Another reason LI's popularity has soared where others have fallen is the role of the audience at home: we are encouraged, indeed expected to become active participants, not merely passive observers. The show, like others, used its official channels to encourage frequent interaction from its audience, but it's the organic exchanges outside of this that have really pushed LI to new heights of popularity - my phone will barely stop beeping with LI group chat.


(That's a muggy snake FYI)

So often in debriefs audiences play a passive role, even with a invitation to 'chip in as we move through', so many can remain silent; ask any teacher, you never learn as much from hearing as you do from doing. For a recent segmentation project our audience were tasked with unpacking the belongings of each of the segments one by one. Delighted by a tactile task which took focus away from the presentation and put them in the driving seat, and excited by the anticipation of what they would find, the exercise allowed the segments to come alive in their imaginations.

In order not to creep towards a slow death by powerpoint/voiceover combo, we must be outward looking: drawing ideas and inspiration from other sources, be brave and take risks.
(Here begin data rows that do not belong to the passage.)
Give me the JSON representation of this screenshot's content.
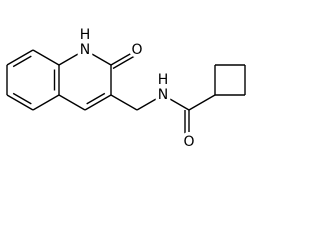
{
  "atom_labels": [
    "H",
    "N",
    "O",
    "H",
    "N",
    "O"
  ]
}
Designing tasks, getting an audience physically mobile and utilising the senses can all help create a more rounded, enjoyable and memorable experience to help our insights live on.

Finally, LI has reminded me of what a powerful tool observation can be. The simple act of sitting back and watching can reveal powerful human truths and (budgets considered) is certainly something I'll be keeping in mind when designing research moving forwards.

But for now, I'm off to claim a whole load of overtime for all the professional development I've been doing lately.